Akif Beki, bugünkü yazısında İYİ Parti Genel Başkanı Meral Akşener ile yaptığı görüşmeden notları aktardı.
“Seçimi kazanırlarsa izleyecekleri ortak politikalar, iş bölümü ve eylem planları tamamlandı sayılır. 30 Ocak’ta kamuoyuna açıklayacaklar. Sıra, cumhurbaşkanı adaylarının kim olacağını belirlemeye geldi. Peki Akşener, kimi istiyor? Kılıçdaroğlu’nu istemiyor mu? Veya İstemediği çıkarımları doğru mu?” diye yazan Beki, yazısını şöyle sürdürdü:
Dolaylı ve doğrudan soruldu…
Akşener yine de ketumluğunu bozmadı.
Altılı Masa adına konuşmaktan da Altılı Masa’dan önce gazetecilere konuşmaktan da kaçındı. Masa’ya ve Masa’dakilere saygısızlık olacağı gerekçesiyle.
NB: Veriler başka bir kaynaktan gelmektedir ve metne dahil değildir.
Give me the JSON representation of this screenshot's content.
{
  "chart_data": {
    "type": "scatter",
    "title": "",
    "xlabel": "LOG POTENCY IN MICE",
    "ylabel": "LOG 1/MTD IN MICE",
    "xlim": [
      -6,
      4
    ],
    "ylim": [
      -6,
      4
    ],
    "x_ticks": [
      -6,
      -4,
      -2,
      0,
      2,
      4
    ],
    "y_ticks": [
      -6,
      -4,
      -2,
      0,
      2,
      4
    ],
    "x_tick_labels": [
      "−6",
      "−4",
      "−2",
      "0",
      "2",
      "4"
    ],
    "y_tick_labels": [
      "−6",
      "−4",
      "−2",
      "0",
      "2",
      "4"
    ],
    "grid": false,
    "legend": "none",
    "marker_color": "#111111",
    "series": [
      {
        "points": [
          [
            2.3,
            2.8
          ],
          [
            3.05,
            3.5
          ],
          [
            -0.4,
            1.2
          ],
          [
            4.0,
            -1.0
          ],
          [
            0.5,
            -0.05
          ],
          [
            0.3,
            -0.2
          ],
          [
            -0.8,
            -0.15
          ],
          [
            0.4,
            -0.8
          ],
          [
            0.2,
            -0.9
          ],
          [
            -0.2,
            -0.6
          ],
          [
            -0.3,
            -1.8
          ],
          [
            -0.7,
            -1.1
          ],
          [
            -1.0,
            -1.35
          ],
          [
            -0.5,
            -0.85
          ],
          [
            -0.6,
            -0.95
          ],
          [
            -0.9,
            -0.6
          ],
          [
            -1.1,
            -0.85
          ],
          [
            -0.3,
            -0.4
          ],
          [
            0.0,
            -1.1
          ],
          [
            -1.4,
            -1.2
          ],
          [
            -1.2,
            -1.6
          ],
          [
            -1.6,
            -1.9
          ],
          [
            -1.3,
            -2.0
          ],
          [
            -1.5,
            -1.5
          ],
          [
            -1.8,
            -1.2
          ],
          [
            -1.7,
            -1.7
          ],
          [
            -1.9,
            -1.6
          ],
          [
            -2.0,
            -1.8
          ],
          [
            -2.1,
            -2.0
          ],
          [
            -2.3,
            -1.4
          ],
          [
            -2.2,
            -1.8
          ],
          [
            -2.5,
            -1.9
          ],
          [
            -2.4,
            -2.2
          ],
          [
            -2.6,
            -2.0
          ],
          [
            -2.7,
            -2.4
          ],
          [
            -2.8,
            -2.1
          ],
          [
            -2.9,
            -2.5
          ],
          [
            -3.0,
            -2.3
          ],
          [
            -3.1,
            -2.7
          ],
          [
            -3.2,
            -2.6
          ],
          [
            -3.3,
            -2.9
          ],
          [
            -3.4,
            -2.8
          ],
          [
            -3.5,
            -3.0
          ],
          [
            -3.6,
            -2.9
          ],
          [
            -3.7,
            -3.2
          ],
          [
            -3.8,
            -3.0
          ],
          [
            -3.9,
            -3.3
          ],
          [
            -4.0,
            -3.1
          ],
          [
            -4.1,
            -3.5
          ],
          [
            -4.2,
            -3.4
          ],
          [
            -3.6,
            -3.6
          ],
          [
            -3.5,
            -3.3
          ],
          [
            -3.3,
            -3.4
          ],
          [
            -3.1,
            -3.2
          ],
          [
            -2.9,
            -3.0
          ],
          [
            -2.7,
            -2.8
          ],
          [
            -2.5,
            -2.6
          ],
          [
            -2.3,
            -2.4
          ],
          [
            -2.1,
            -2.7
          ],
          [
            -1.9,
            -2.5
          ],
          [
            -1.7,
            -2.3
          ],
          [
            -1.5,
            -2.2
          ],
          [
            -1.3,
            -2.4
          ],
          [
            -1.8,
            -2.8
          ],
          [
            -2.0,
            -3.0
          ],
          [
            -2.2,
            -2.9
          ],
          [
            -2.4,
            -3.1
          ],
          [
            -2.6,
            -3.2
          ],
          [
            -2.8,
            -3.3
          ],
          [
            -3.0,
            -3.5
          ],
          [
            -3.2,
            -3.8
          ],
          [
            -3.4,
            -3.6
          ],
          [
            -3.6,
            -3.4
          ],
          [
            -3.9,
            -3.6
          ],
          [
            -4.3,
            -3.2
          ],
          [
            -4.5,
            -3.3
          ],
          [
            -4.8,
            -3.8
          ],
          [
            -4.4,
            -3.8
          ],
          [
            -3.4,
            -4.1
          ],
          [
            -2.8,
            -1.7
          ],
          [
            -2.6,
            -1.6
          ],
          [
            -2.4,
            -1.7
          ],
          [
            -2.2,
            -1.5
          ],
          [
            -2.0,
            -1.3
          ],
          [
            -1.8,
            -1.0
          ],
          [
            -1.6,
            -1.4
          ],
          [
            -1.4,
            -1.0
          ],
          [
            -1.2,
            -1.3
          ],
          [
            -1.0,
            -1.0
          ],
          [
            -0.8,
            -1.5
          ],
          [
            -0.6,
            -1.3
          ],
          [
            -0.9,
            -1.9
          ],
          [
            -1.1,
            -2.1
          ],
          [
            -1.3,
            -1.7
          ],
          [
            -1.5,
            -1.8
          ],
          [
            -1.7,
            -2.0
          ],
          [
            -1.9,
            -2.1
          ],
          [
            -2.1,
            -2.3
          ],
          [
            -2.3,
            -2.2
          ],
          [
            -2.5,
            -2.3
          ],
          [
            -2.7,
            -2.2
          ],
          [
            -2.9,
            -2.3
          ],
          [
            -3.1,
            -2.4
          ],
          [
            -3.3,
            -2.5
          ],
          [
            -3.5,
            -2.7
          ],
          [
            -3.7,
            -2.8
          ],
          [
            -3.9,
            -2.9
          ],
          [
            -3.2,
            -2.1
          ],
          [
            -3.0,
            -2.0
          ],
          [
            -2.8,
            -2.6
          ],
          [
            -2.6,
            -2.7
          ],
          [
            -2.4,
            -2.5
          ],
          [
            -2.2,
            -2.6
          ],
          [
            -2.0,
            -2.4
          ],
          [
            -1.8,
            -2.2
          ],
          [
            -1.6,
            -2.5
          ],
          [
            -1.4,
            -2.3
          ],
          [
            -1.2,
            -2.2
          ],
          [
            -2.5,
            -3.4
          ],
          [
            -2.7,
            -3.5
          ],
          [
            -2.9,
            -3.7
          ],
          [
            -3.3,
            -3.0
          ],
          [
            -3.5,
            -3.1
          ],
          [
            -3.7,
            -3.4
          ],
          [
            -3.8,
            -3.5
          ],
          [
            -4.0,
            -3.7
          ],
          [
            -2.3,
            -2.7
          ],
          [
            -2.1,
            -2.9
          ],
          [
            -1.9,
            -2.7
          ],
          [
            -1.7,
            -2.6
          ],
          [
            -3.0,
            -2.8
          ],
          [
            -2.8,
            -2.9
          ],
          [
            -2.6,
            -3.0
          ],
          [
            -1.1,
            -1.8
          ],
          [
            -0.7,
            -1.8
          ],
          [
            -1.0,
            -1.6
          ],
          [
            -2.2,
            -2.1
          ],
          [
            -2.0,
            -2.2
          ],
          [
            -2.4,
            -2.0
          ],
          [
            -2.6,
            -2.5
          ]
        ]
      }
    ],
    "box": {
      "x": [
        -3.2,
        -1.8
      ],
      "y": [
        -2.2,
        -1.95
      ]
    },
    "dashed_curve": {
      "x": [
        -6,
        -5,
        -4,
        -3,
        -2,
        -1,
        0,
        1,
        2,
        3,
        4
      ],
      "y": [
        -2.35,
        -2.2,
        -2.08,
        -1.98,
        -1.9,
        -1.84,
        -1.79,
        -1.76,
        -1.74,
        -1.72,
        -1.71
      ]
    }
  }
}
Bütün sıkıştırmalara rağmen masaya ayıp etmeme tavrından taviz vermese de iki şeyi anladık.
Dananın kuyruğu 26 Ocak’ta kopmayabilir, o toplantıdan bir isim çıkmayabilir, bu bir.
İkincisi de Altılı Masa, artık açık açık isim konuşmaya başlayacak. Kartlar açılacak. En nazik meselede herkes rengini belli edecek, masadaki sır perdesi kalkacak.
Akşener’le söyleşimizde bir nazik mesele daha vardı. Altılı Masa’nın adayı, HDP oyları olmadan seçimi nasıl kazanacak?
Özetle şöyleydi yaklaşımı…
Oyların sahibi, partiler değil seçmenlerin kendisidir. İYİ Parti de HDP seçmeni dahil her bir vatandaşın oyuna talip.
İYİ Parti’nin HDP yönetimine mesafeli durması, ortak adaylarının Kürt seçmene ulaşmasına engelmiş gibi gösteriliyor. Buna katılmadı.
Partilerle seçmenlerin sıklıkla karıştırılmasından, seçmenin iradesinin partilere ipotekli görülmesinden şikayetçiydi. Yanıltıcı buluyor.
Ayrıca Altılı Masa’daki diğer partilerin HDP’ye uzak ya da yakın durmalarına karışmadıklarını, kimseye engel olmadıklarını tekrarladı.